Drylands cover 41 per cent of the land surface, produce 44 per cent of the crops, and contain over 2 billion people and half of the world’s livestock. Drylands include some of the most productive areas on the planet, but also some of the most fragile, where minor alterations in conditions can result in dramatic changes in ecology and subsequently in human well-being. Today, drylands face increasingly acute threats from the over-use of resources, poor management, and a changing climate.
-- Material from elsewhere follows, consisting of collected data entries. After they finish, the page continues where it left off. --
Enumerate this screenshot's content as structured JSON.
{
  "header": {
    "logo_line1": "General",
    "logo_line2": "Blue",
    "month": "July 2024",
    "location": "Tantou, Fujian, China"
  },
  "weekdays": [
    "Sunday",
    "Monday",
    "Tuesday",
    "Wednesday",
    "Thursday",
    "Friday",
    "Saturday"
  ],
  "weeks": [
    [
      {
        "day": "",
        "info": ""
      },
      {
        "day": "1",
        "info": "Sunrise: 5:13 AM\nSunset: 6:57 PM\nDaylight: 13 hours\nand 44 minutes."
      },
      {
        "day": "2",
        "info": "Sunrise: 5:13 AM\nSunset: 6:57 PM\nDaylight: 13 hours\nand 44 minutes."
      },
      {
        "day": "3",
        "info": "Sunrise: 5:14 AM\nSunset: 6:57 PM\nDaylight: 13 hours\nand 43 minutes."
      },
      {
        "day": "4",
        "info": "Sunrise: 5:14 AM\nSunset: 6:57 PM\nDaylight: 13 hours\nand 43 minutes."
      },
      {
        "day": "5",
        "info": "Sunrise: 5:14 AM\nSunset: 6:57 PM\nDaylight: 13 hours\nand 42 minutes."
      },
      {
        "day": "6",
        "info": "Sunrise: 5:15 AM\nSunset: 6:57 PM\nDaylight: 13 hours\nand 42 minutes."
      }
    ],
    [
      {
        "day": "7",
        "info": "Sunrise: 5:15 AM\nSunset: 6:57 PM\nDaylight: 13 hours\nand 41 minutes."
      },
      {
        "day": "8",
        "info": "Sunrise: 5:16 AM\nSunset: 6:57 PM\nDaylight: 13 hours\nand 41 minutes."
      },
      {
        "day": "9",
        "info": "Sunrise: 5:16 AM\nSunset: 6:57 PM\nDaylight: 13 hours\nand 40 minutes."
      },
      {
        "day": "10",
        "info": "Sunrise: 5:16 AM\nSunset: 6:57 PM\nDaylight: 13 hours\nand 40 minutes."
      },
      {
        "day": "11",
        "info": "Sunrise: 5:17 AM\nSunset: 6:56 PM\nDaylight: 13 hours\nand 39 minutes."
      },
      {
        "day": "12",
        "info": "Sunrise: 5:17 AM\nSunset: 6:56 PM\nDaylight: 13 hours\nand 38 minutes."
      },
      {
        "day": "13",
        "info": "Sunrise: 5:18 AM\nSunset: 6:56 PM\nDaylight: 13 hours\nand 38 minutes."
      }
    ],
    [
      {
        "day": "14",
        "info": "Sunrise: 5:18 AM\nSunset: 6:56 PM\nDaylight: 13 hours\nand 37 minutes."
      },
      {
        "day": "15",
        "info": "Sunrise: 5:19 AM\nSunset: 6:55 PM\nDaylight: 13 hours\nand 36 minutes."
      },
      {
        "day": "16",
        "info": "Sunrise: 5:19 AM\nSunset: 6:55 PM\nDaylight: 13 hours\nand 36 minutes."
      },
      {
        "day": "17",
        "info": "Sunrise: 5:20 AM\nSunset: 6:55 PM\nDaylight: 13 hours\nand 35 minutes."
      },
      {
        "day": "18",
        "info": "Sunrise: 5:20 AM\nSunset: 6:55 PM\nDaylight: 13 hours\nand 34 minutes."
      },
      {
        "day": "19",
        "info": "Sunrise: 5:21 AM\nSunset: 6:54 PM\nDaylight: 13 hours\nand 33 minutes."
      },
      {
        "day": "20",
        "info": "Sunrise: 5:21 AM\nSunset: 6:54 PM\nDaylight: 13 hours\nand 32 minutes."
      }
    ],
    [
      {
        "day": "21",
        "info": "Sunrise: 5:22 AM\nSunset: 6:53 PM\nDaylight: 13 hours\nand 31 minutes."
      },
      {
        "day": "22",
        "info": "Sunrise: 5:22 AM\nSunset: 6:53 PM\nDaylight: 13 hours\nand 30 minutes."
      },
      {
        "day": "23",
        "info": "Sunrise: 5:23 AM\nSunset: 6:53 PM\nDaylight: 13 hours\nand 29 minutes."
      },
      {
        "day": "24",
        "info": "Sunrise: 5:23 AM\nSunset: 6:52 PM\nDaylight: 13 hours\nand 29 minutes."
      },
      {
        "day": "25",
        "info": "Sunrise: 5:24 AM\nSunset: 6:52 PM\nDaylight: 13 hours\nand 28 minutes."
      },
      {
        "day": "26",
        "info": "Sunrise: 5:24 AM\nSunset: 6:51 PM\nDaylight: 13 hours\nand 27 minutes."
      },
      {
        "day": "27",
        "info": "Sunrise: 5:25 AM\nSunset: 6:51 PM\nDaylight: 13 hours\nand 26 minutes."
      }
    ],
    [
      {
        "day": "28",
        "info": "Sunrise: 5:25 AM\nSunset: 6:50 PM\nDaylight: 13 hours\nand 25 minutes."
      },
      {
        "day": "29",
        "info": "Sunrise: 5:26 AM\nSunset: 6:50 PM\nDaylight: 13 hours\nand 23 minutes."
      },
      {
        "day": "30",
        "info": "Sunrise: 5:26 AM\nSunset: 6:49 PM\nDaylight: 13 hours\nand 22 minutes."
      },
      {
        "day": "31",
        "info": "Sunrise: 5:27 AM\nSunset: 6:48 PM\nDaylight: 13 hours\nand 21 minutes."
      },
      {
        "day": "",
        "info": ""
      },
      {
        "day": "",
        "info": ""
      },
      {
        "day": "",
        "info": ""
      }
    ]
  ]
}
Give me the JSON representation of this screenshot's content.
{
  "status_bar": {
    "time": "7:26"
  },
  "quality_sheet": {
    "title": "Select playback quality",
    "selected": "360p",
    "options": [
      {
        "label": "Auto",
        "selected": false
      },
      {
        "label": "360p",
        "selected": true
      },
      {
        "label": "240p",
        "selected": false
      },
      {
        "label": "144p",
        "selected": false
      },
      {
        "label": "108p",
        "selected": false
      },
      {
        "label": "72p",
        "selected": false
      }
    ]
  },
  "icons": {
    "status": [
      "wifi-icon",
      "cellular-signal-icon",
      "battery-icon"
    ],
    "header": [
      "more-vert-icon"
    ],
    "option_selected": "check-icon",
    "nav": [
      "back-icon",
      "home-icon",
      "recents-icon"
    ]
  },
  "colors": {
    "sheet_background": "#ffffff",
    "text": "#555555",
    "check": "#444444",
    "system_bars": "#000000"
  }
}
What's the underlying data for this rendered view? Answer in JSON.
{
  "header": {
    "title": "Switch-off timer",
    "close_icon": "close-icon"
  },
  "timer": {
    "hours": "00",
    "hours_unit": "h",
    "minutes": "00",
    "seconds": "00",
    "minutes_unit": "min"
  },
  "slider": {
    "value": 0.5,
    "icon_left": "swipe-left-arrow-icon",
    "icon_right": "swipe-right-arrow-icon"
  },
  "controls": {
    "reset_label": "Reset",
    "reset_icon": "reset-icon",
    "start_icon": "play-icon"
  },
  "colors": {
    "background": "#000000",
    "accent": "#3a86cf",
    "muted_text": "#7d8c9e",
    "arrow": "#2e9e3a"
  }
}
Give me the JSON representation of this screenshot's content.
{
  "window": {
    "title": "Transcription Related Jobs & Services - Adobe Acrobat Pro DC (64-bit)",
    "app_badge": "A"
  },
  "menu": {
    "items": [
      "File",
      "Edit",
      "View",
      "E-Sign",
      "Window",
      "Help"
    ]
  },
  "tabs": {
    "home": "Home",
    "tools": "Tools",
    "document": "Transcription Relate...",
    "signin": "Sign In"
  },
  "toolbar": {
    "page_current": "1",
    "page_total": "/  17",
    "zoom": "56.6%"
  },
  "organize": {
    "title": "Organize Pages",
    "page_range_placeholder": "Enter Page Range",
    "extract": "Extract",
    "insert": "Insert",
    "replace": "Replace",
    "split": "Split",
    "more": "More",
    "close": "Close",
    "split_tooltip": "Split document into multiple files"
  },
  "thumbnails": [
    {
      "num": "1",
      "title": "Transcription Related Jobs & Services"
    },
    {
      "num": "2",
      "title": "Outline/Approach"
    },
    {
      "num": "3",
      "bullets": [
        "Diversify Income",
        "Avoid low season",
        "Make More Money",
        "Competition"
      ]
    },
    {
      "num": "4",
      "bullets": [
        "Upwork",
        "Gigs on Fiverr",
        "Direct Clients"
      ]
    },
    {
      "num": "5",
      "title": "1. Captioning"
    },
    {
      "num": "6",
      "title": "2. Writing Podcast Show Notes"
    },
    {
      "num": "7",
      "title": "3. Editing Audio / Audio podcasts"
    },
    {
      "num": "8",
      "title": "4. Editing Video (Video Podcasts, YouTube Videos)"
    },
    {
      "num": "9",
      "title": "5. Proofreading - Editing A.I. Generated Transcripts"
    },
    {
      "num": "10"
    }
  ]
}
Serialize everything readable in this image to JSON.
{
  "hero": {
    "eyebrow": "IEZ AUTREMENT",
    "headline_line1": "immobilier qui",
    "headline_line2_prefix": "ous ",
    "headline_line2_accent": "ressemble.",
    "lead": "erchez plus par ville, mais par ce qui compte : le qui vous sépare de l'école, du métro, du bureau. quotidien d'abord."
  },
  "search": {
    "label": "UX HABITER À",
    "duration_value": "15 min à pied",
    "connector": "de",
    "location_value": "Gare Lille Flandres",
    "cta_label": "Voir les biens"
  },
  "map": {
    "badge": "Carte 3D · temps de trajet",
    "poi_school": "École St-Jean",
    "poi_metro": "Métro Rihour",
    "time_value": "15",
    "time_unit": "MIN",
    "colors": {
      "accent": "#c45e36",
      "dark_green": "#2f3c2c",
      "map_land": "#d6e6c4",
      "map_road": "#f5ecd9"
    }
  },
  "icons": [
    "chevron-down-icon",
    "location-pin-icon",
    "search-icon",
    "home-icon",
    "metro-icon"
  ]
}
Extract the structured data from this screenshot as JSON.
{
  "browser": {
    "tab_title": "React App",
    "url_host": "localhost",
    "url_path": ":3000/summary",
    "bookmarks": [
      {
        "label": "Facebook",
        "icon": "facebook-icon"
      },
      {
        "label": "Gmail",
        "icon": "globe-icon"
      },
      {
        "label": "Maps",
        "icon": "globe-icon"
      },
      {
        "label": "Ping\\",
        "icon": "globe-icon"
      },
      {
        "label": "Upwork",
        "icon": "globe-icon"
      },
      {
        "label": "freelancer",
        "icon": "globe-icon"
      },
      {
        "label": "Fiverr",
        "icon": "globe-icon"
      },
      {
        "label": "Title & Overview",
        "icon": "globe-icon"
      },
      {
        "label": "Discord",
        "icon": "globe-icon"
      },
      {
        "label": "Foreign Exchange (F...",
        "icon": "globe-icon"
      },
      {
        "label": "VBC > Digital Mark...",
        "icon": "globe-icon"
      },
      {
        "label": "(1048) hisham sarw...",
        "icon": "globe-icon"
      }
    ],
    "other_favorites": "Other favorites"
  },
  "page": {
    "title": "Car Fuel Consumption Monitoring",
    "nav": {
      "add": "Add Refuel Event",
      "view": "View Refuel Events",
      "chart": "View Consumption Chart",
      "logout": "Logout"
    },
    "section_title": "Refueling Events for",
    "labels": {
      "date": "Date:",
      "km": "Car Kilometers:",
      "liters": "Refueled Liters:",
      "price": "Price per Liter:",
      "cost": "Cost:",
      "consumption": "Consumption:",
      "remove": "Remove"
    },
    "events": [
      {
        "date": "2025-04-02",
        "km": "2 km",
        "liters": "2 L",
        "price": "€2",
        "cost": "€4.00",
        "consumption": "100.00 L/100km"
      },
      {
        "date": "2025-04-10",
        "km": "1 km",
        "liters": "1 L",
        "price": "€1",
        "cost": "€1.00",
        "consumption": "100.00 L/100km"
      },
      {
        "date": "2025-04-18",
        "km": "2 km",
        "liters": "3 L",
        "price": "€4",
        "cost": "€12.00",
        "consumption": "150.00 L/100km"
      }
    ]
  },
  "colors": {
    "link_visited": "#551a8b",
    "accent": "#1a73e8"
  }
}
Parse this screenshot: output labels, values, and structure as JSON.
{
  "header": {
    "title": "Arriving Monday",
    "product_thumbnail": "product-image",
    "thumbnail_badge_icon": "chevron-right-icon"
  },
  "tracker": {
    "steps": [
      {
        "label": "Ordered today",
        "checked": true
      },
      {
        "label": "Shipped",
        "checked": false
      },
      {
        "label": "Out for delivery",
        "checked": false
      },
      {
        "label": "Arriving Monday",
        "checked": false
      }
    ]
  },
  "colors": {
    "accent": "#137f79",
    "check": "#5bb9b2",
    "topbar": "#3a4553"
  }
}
Dryland degradation costs developing countries an estimated 4-8 per cent of their national domestic product each year (UN Environmental Management Group, 2015, Box 12). Understanding drylands is critical to achieving their long-term sustainable management. Some key biophysical and social characteristics of dryland landscapes are summarized in this chapter, including:

  • Water scarcity and unpredictability
  • Specialized soil life adapted to dry and extreme conditions
  • Underlying role of fire in shaping many dryland ecosystems
  • Adaptive capacity of species and ecological interactions in arid regions
  • Social and cultural adaptation to living in the drylands
  • Vulnerability to climate change

Managing Drylands Sustainably

Because land degradation is often the result of multiple drivers, responses need to be tailored to particular situations. Sustainability requires many steps, from holistic management approaches to crop selection and production, livestock raising, and water conservation as well as a suite of enabling factors. These include:

  • Sustainable cropping
  • Rangeland management
  • Water security
  • Policy incentives
  • Research and capacity building
  • Investment to reverse land degradation in the drylands.
chapter 12

Chapter 12: Drylands

Rural communities in drylands are often poorer than elsewhere and the land is more vulnerable to degradation from climate change and direct human pressures. Poor management can lead to desertification. We know how to manage drylands sustainably, but often do not achieve this in practice; policies and agricultural systems need to be transformed if we are to avoid the continued loss of health and productivity in the drylands.